Let $X_1,\cdots, X_{65}$ be a sequence of i.i.d. discrete random variables such that for each $i \in$ {$1,\cdots, 65$}, $\mu_{X_{i}} = 0.7$ and $\sigma_{X_i} = 0.1$. Then, with $Y=X_1+\cdots+X_{65}$, approximate $\mathbb{P}\left(Y>46\right)$.
I've been struggling with this question all afternoon. I've calculated $\mu_Y = \sqrt{0.65}$ and $\sigma_Y = 45.5$ but the best I've been able to do (via Markov's inequality) is show that $\mathbb{P}\left(Y>46\right)$ less than about 0.99, which is pretty useless.

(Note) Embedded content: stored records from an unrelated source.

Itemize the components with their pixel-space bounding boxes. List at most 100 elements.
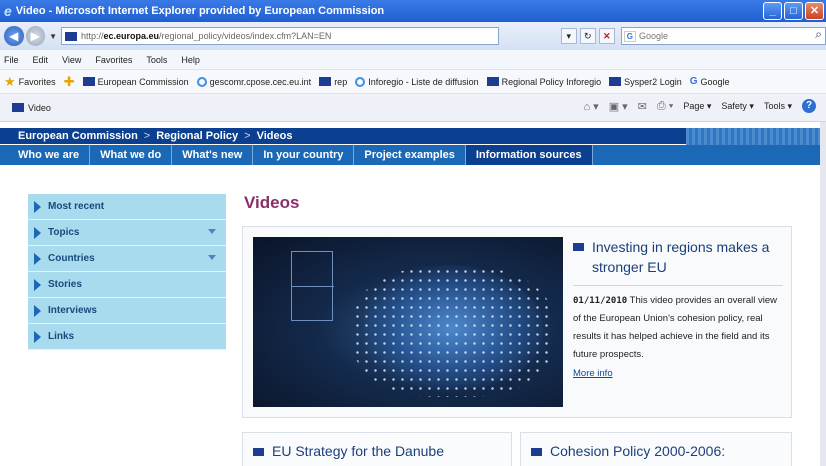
arrow-right-icon xyxy=(34,304,41,317)
menu-edit[interactable]: Edit xyxy=(33,55,49,65)
address-path: /regional_policy/videos/index.cfm?LAN=EN xyxy=(159,31,332,41)
menu-favorites[interactable]: Favorites xyxy=(95,55,132,65)
nav-information-sources[interactable]: Information sources xyxy=(465,145,593,165)
address-domain: ec.europa.eu xyxy=(103,31,160,41)
video-card[interactable]: EU Strategy for the Danube xyxy=(242,432,512,466)
menu-view[interactable]: View xyxy=(62,55,81,65)
google-icon: G xyxy=(623,30,636,42)
sidebar-item-most-recent[interactable]: Most recent xyxy=(28,194,226,220)
stop-icon[interactable]: ✕ xyxy=(598,28,615,44)
favorite-link-gescomr[interactable]: gescomr.cpose.cec.eu.int xyxy=(196,76,312,87)
sidebar-item-label: Most recent xyxy=(48,201,105,212)
history-dropdown-icon[interactable]: ▼ xyxy=(49,32,57,41)
nav-in-your-country[interactable]: In your country xyxy=(253,145,355,165)
favorite-link-european-commission[interactable]: European Commission xyxy=(82,77,189,87)
menu-help[interactable]: Help xyxy=(181,55,200,65)
featured-video-description: 01/11/2010 This video provides an overal… xyxy=(573,292,783,364)
divider xyxy=(573,285,783,286)
print-icon[interactable]: ⎙ ▾ xyxy=(657,100,673,113)
breadcrumb-item[interactable]: Regional Policy xyxy=(156,130,238,142)
favorite-link-label: Regional Policy Inforegio xyxy=(501,76,602,87)
eu-flag-icon xyxy=(486,77,499,86)
window-titlebar: e Video - Microsoft Internet Explorer pr… xyxy=(0,0,826,22)
main-navigation: Who we are What we do What's new In your… xyxy=(0,145,826,165)
favorites-label: Favorites xyxy=(18,76,56,87)
search-placeholder: Google xyxy=(638,31,669,41)
minimize-button[interactable]: _ xyxy=(763,2,782,20)
nav-project-examples[interactable]: Project examples xyxy=(354,145,466,165)
address-prefix: http:// xyxy=(80,31,104,41)
eu-flag-icon xyxy=(253,448,264,456)
tab-label: Video xyxy=(28,102,51,113)
sidebar-item-stories[interactable]: Stories xyxy=(28,272,226,298)
breadcrumb-item[interactable]: European Commission xyxy=(18,130,138,142)
address-toolbar: ◀ ▶ ▼ http:// ec.europa.eu /regional_pol… xyxy=(0,22,826,50)
command-bar: ⌂ ▾ ▣ ▾ ✉ ⎙ ▾ Page ▾ Safety ▾ Tools ▾ ? xyxy=(583,99,816,113)
chevron-down-icon[interactable] xyxy=(208,255,216,260)
eu-flag-icon xyxy=(319,77,332,86)
eu-flag-icon xyxy=(609,77,622,86)
sidebar-item-countries[interactable]: Countries xyxy=(28,246,226,272)
sidebar-item-topics[interactable]: Topics xyxy=(28,220,226,246)
arrow-right-icon xyxy=(34,278,41,291)
search-icon[interactable]: ⌕ xyxy=(815,27,822,42)
menu-tools[interactable]: Tools xyxy=(146,55,167,65)
favorite-link-label: rep xyxy=(334,76,348,87)
read-mail-icon[interactable]: ✉ xyxy=(638,100,647,113)
arrow-right-icon xyxy=(34,252,41,265)
close-button[interactable]: ✕ xyxy=(805,2,824,20)
vertical-scrollbar[interactable] xyxy=(820,122,826,466)
maximize-button[interactable]: □ xyxy=(784,2,803,20)
sidebar-item-links[interactable]: Links xyxy=(28,324,226,350)
search-input[interactable]: G Google xyxy=(620,27,826,45)
tools-menu[interactable]: Tools ▾ xyxy=(764,101,792,112)
favorites-bar: ★ Favorites ✚ European Commission gescom… xyxy=(0,70,826,94)
eu-flag-icon xyxy=(573,243,584,251)
site-favicon xyxy=(64,31,77,41)
chevron-down-icon[interactable] xyxy=(208,229,216,234)
eu-flag-icon xyxy=(531,448,542,456)
arrow-right-icon xyxy=(34,330,41,343)
eu-flag-icon xyxy=(82,77,95,86)
address-dropdown-icon[interactable]: ▾ xyxy=(560,28,577,44)
video-card[interactable]: Cohesion Policy 2000-2006: xyxy=(520,432,792,466)
favorite-link-label: gescomr.cpose.cec.eu.int xyxy=(209,76,312,87)
menu-bar: File Edit View Favorites Tools Help xyxy=(0,50,826,70)
feeds-icon[interactable]: ▣ ▾ xyxy=(609,100,628,113)
featured-video-title[interactable]: Investing in regions makes a stronger EU xyxy=(573,237,783,277)
favorite-link-rep[interactable]: rep xyxy=(319,77,347,87)
google-icon: G xyxy=(689,76,698,87)
forward-button[interactable]: ▶ xyxy=(25,26,46,46)
safety-menu[interactable]: Safety ▾ xyxy=(721,101,754,112)
window-title: Video - Microsoft Internet Explorer prov… xyxy=(15,5,385,17)
nav-who-we-are[interactable]: Who we are xyxy=(8,145,91,165)
favorite-link-google[interactable]: G Google xyxy=(690,76,730,87)
nav-what-we-do[interactable]: What we do xyxy=(90,145,173,165)
more-info-link[interactable]: More info xyxy=(573,368,783,379)
video-thumbnail[interactable] xyxy=(253,237,563,407)
refresh-icon[interactable]: ↻ xyxy=(579,28,596,44)
video-date: 01/11/2010 xyxy=(573,296,628,306)
address-tools: ▾ ↻ ✕ xyxy=(560,28,615,44)
help-icon[interactable]: ? xyxy=(802,99,816,113)
add-favorite-icon[interactable]: ✚ xyxy=(64,74,75,90)
nav-whats-new[interactable]: What's new xyxy=(172,145,254,165)
sidebar-item-label: Interviews xyxy=(48,305,97,316)
sidebar-item-interviews[interactable]: Interviews xyxy=(28,298,226,324)
favorites-star-icon: ★ xyxy=(4,73,16,89)
back-button[interactable]: ◀ xyxy=(4,26,24,46)
breadcrumb-separator: > xyxy=(143,130,151,142)
arrow-right-icon xyxy=(34,226,41,239)
favorites-button[interactable]: ★ Favorites xyxy=(4,74,56,90)
favorite-link-sysper2[interactable]: Sysper2 Login xyxy=(609,77,682,87)
ie-page-icon xyxy=(196,76,207,87)
favorite-link-regional-policy[interactable]: Regional Policy Inforegio xyxy=(486,76,602,87)
page-menu[interactable]: Page ▾ xyxy=(683,101,711,112)
breadcrumb-separator: > xyxy=(244,130,251,142)
favorite-link-inforegio-liste[interactable]: Inforegio - Liste de diffusion xyxy=(355,76,479,87)
home-icon[interactable]: ⌂ ▾ xyxy=(583,100,598,113)
menu-file[interactable]: File xyxy=(4,55,19,65)
sidebar-item-label: Topics xyxy=(48,227,80,238)
address-bar[interactable]: http:// ec.europa.eu /regional_policy/vi… xyxy=(60,27,499,45)
tab-video[interactable]: Video xyxy=(0,103,51,113)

If anyone has any ideas about how to get the bounds any tighter, I'd appreciate the input.
I think that you have to use the fact that $$\mathbb P(Y>46)=\mathbb P\left( \frac{Y-\mathbb E[Y]}{\sqrt{\operatorname{Var}(Y)}}>\frac{46-\mathbb E[Y]}{\sqrt{\operatorname{Var}(Y)}}\right)$$ and use the fact that $\frac{Y-\mathbb E[Y]}{\sqrt{\operatorname{Var}(Y)}}$ has a distribution close to that of a standard normal random variable $N$. Therefore, the wanted approximation is $$ \mathbb P(Y>46) \approx \mathbb P\left( N>\frac{46-\mathbb E[Y]}{\sqrt{\operatorname{Var}(Y)}}\right). $$ It remains to simplify $\frac{46-\mathbb E[Y]}{\sqrt{\operatorname{Var}(Y)}}$ and use the table of the distribution function of a standard normal distribution.